(PhysOrg.com) -- Defense company Qinetiq has been awarded a contract to supply the US army with a system that generates electricity from garbage.
The PyTEC system includes a pyrolysis tube capable of continuously consuming up to 100 kg (220 lb) of garbage an hour. Mixed waste is heated to high temperature in the pyrolisis tube, a process that releases combustible gases, which are then stored and later burned to generate electricity. The system produces five times more energy than is used to power the system.
The pyrolisis process differs from other systems that generate energy by heating waste in that the heating takes place in the absence of oxygen. Aerobic systems generally need waste to be of only one type, whereas the pyrolisis system works with untreated mixed wastes.

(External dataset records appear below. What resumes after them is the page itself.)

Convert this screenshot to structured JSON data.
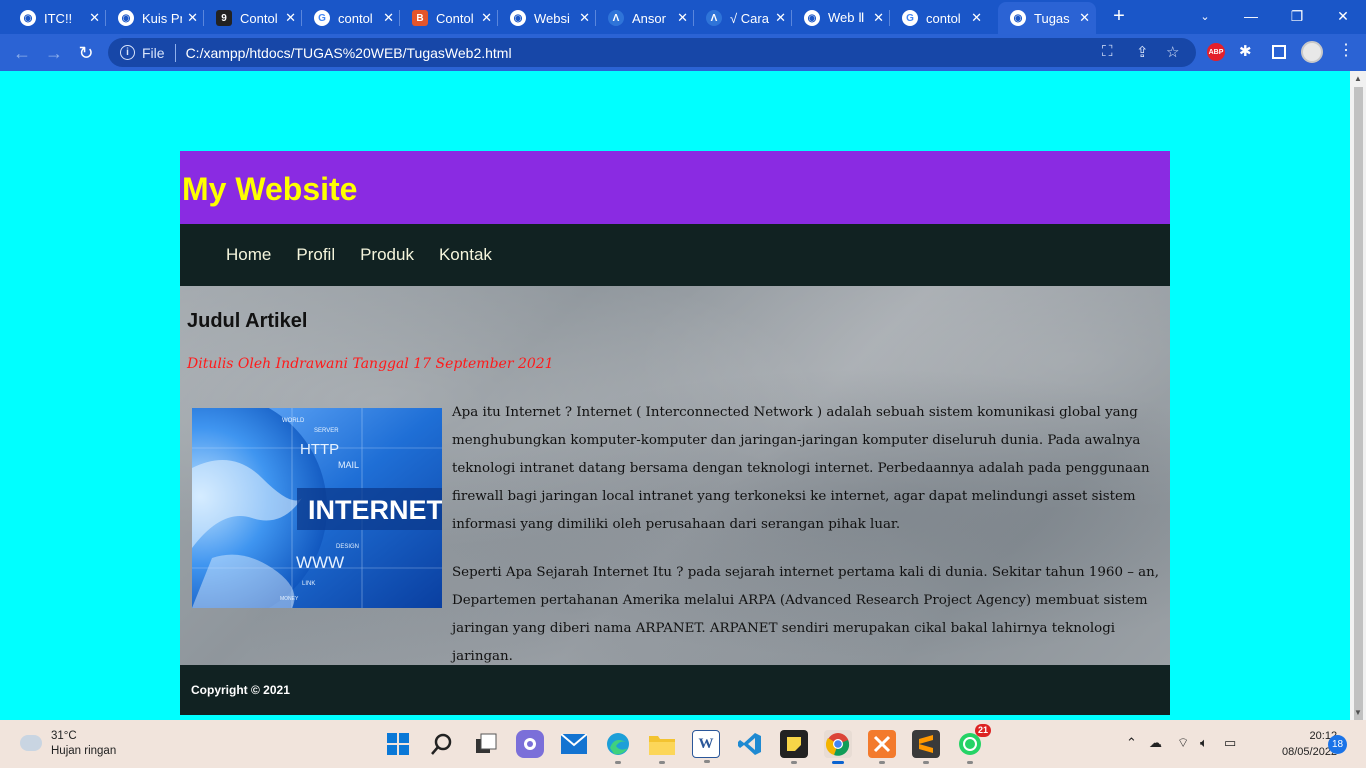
{
  "browser": {
    "tabs": [
      {
        "label": "ITC!!",
        "icon": "globe-icon",
        "color": "#1a56c8"
      },
      {
        "label": "Kuis Pr",
        "icon": "globe-icon",
        "color": "#1a56c8"
      },
      {
        "label": "Contol",
        "icon": "g9-icon",
        "color": "#222222"
      },
      {
        "label": "contol",
        "icon": "google-icon",
        "color": "#ffffff"
      },
      {
        "label": "Contol",
        "icon": "blogger-icon",
        "color": "#e4552b"
      },
      {
        "label": "Websi",
        "icon": "globe-icon",
        "color": "#1a56c8"
      },
      {
        "label": "Ansor",
        "icon": "scribd-icon",
        "color": "#2f74d8"
      },
      {
        "label": "√ Cara",
        "icon": "scribd-icon",
        "color": "#2f74d8"
      },
      {
        "label": "Web Ⅱ",
        "icon": "globe-icon",
        "color": "#1a56c8"
      },
      {
        "label": "contol",
        "icon": "google-icon",
        "color": "#ffffff"
      },
      {
        "label": "Tugas",
        "icon": "globe-icon",
        "color": "#1a56c8",
        "active": true
      }
    ],
    "scheme": "File",
    "url": "C:/xampp/htdocs/TUGAS%20WEB/TugasWeb2.html"
  },
  "site": {
    "title": "My Website",
    "nav": [
      "Home",
      "Profil",
      "Produk",
      "Kontak"
    ],
    "article": {
      "heading": "Judul Artikel",
      "byline": "Ditulis Oleh Indrawani Tanggal 17 September 2021",
      "image_text": {
        "main": "INTERNET",
        "http": "HTTP",
        "mail": "MAIL",
        "www": "WWW",
        "world": "WORLD",
        "server": "SERVER",
        "design": "DESIGN",
        "link": "LINK",
        "money": "MONEY"
      },
      "paragraphs": [
        "Apa itu Internet ? Internet ( Interconnected Network ) adalah sebuah sistem komunikasi global yang menghubungkan komputer-komputer dan jaringan-jaringan komputer diseluruh dunia. Pada awalnya teknologi intranet datang bersama dengan teknologi internet. Perbedaannya adalah pada penggunaan firewall bagi jaringan local intranet yang terkoneksi ke internet, agar dapat melindungi asset sistem informasi yang dimiliki oleh perusahaan dari serangan pihak luar.",
        "Seperti Apa Sejarah Internet Itu ? pada sejarah internet pertama kali di dunia. Sekitar tahun 1960 – an, Departemen pertahanan Amerika melalui ARPA (Advanced Research Project Agency) membuat sistem jaringan yang diberi nama ARPANET. ARPANET sendiri merupakan cikal bakal lahirnya teknologi jaringan."
      ]
    },
    "footer": "Copyright © 2021",
    "colors": {
      "page_bg": "#00ffff",
      "header_bg": "#8a2be2",
      "title": "#ffff00",
      "nav_bg": "#112222",
      "byline": "#ff1a1a"
    }
  },
  "taskbar": {
    "weather": {
      "temp": "31°C",
      "desc": "Hujan ringan"
    },
    "apps": [
      {
        "name": "windows-start-icon"
      },
      {
        "name": "search-icon"
      },
      {
        "name": "task-view-icon"
      },
      {
        "name": "teams-chat-icon"
      },
      {
        "name": "mail-icon"
      },
      {
        "name": "edge-icon"
      },
      {
        "name": "file-explorer-icon"
      },
      {
        "name": "word-icon",
        "glyph": "W"
      },
      {
        "name": "vscode-icon"
      },
      {
        "name": "sticky-notes-icon"
      },
      {
        "name": "chrome-icon"
      },
      {
        "name": "xampp-icon"
      },
      {
        "name": "sublime-text-icon"
      },
      {
        "name": "whatsapp-icon",
        "badge": "21"
      }
    ],
    "time": "20:12",
    "date": "08/05/2022",
    "notifications": "18"
  }
}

The thermal systems also need waste to be diced before being fed to the incinerator, and have problems with some components of waste, such as tin and glass. The PyTEC system does not require finely diced waste, and can handle the difficult waste sources with ease.

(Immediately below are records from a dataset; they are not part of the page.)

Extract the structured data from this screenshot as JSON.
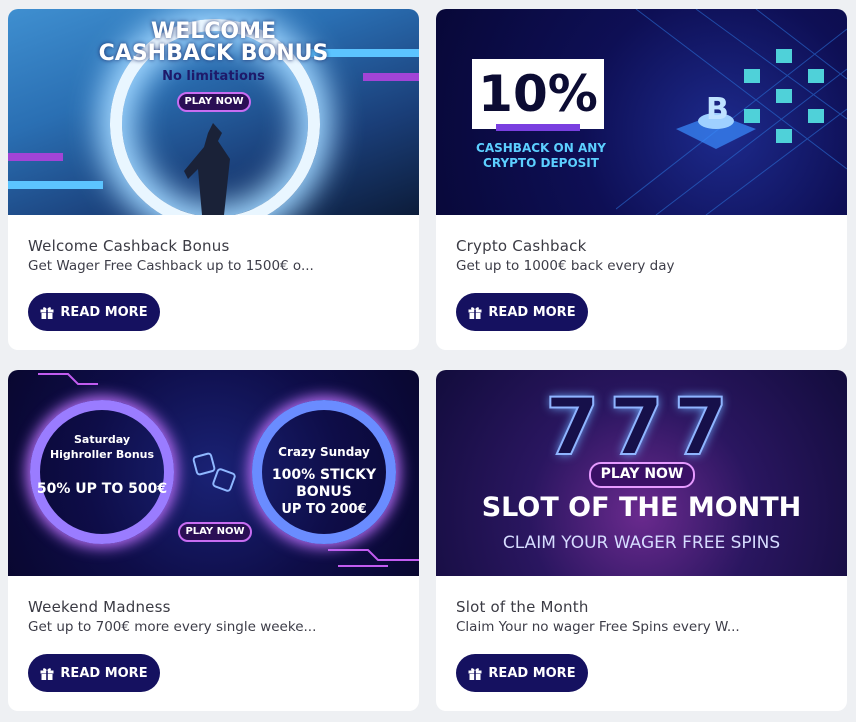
{
  "cards": [
    {
      "title": "Welcome Cashback Bonus",
      "description": "Get Wager Free Cashback up to 1500€ o...",
      "button": "READ MORE",
      "banner": {
        "line1": "WELCOME",
        "line2": "CASHBACK BONUS",
        "line3": "No limitations",
        "cta": "PLAY NOW"
      }
    },
    {
      "title": "Crypto Cashback",
      "description": "Get up to 1000€ back every day",
      "button": "READ MORE",
      "banner": {
        "percent": "10%",
        "line1": "CASHBACK ON ANY",
        "line2": "CRYPTO DEPOSIT"
      }
    },
    {
      "title": "Weekend Madness",
      "description": "Get up to 700€ more every single weeke...",
      "button": "READ MORE",
      "banner": {
        "sat1": "Saturday",
        "sat2": "Highroller Bonus",
        "sat3": "50% UP TO 500€",
        "sun1": "Crazy Sunday",
        "sun2": "100% STICKY",
        "sun3": "BONUS",
        "sun4": "UP TO 200€",
        "cta": "PLAY NOW"
      }
    },
    {
      "title": "Slot of the Month",
      "description": "Claim Your no wager Free Spins every W...",
      "button": "READ MORE",
      "banner": {
        "sevens": "777",
        "cta": "PLAY NOW",
        "line1": "SLOT OF THE MONTH",
        "line2": "CLAIM YOUR WAGER FREE SPINS"
      }
    }
  ],
  "icons": {
    "button_icon": "gift-icon"
  }
}
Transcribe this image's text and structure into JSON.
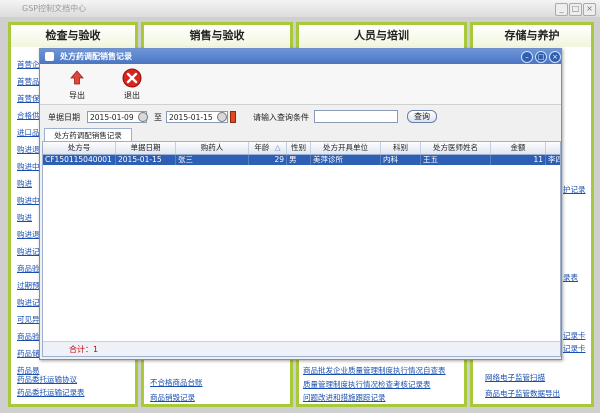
{
  "app": {
    "title": "GSP控制文档中心",
    "min": "_",
    "max": "□",
    "close": "×"
  },
  "panels": [
    {
      "title": "检查与验收",
      "links": [
        "首营企",
        "首营品",
        "首营保",
        "合格供",
        "进口品",
        "购进退",
        "购进中",
        "购进",
        "购进中",
        "购进",
        "购进退",
        "购进记",
        "商品验",
        "过期预",
        "购进记",
        "可见异",
        "商品验",
        "药品储",
        "药品易",
        "药品委托运输协议",
        "药品委托运输记录表"
      ]
    },
    {
      "title": "销售与验收",
      "links": [
        "不合格商品台账",
        "商品销毁记录"
      ]
    },
    {
      "title": "人员与培训",
      "links": [
        "商品批发企业质量管理制度执行情况自查表",
        "质量管理制度执行情况检查考核记录表",
        "问题改进和措施跟踪记录"
      ]
    },
    {
      "title": "存储与养护",
      "links": [
        "护记录",
        "录表",
        "记录卡",
        "记录卡",
        "网络电子监管扫描",
        "商品电子监管数据导出"
      ]
    }
  ],
  "dialog": {
    "title": "处方药调配销售记录",
    "toolbar": {
      "export_label": "导出",
      "exit_label": "退出"
    },
    "filters": {
      "date_label": "单据日期",
      "date_from": "2015-01-09",
      "to_label": "至",
      "date_to": "2015-01-15",
      "query_label": "请输入查询条件",
      "query_value": "",
      "search_label": "查询"
    },
    "tab_label": "处方药调配销售记录",
    "columns": [
      "处方号",
      "单据日期",
      "购药人",
      "年龄",
      "性别",
      "处方开具单位",
      "科别",
      "处方医师姓名",
      "金额"
    ],
    "sort_indicator": "△",
    "rows": [
      {
        "rx_no": "CF150115040001",
        "date": "2015-01-15",
        "buyer": "张三",
        "age": "29",
        "sex": "男",
        "unit": "美萍诊所",
        "dept": "内科",
        "doctor": "王五",
        "amount": "11",
        "extra": "李四"
      }
    ],
    "footer_total": "合计：1"
  }
}
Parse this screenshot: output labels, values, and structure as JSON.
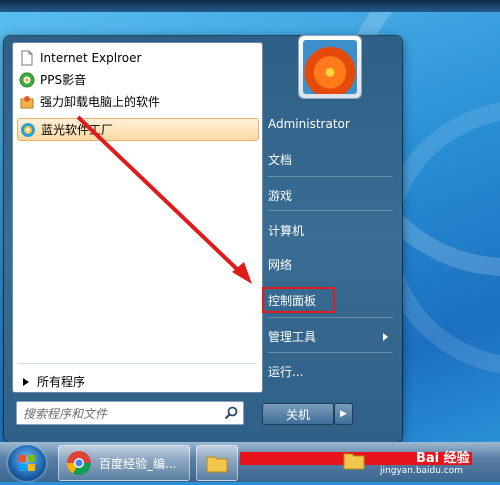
{
  "left_panel": {
    "items": [
      {
        "label": "Internet Explroer",
        "icon": "document-icon"
      },
      {
        "label": "PPS影音",
        "icon": "pps-player-icon"
      },
      {
        "label": "强力卸载电脑上的软件",
        "icon": "uninstaller-icon"
      },
      {
        "label": "蓝光软件工厂",
        "icon": "software-factory-icon",
        "selected": true
      }
    ],
    "all_programs": "所有程序",
    "search_placeholder": "搜索程序和文件"
  },
  "right_panel": {
    "user": "Administrator",
    "documents": "文档",
    "games": "游戏",
    "computer": "计算机",
    "network": "网络",
    "control_panel": "控制面板",
    "admin_tools": "管理工具",
    "run": "运行...",
    "shutdown": "关机"
  },
  "taskbar": {
    "task_baidu": "百度经验_编..."
  },
  "watermark": {
    "url": "jingyan.baidu.com",
    "brand": "Bai 经验"
  },
  "colors": {
    "highlight_box": "#e01b1b",
    "annotation_arrow": "#e01b1b"
  }
}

The end products of the PyTEC system are energy and a glassy waste product that is only 5% of the volume of the original garbage.
The system has been in use for a year on a British ship, the HMS Ocean. According to Qinetiq spokesperson Pat McGlead, the system has been "containerized" for the US army to make it easier to deploy.
Up to ten systems will eventually be deployed, many of them in Iraq and Afghanistan, where they are expected to dramatically reduce the army's use of fossil fuels, and take care of waste disposal at the same time. Until now the "forward operating bases" in Afghanistan and Iraq have had no formal arrangements for disposing of their waste.
The PyTEC system may also find application outside the military, since many people in both commercial and private premises are seeking ways to reduce their carbon footprint and produce energy from renewable sources. Turning waste into energy has many attractions for a wide range of people.
A side benefit of the PyTEC waste disposal system in conflict areas may also be a saving of lives, since there will be less need for garbage trucks to be on the roads, where they risk land mines, and other forms of attack. The systems are expected to be delivered by mid 2010, and the period of testing and evaluation is expected to last until early 2012.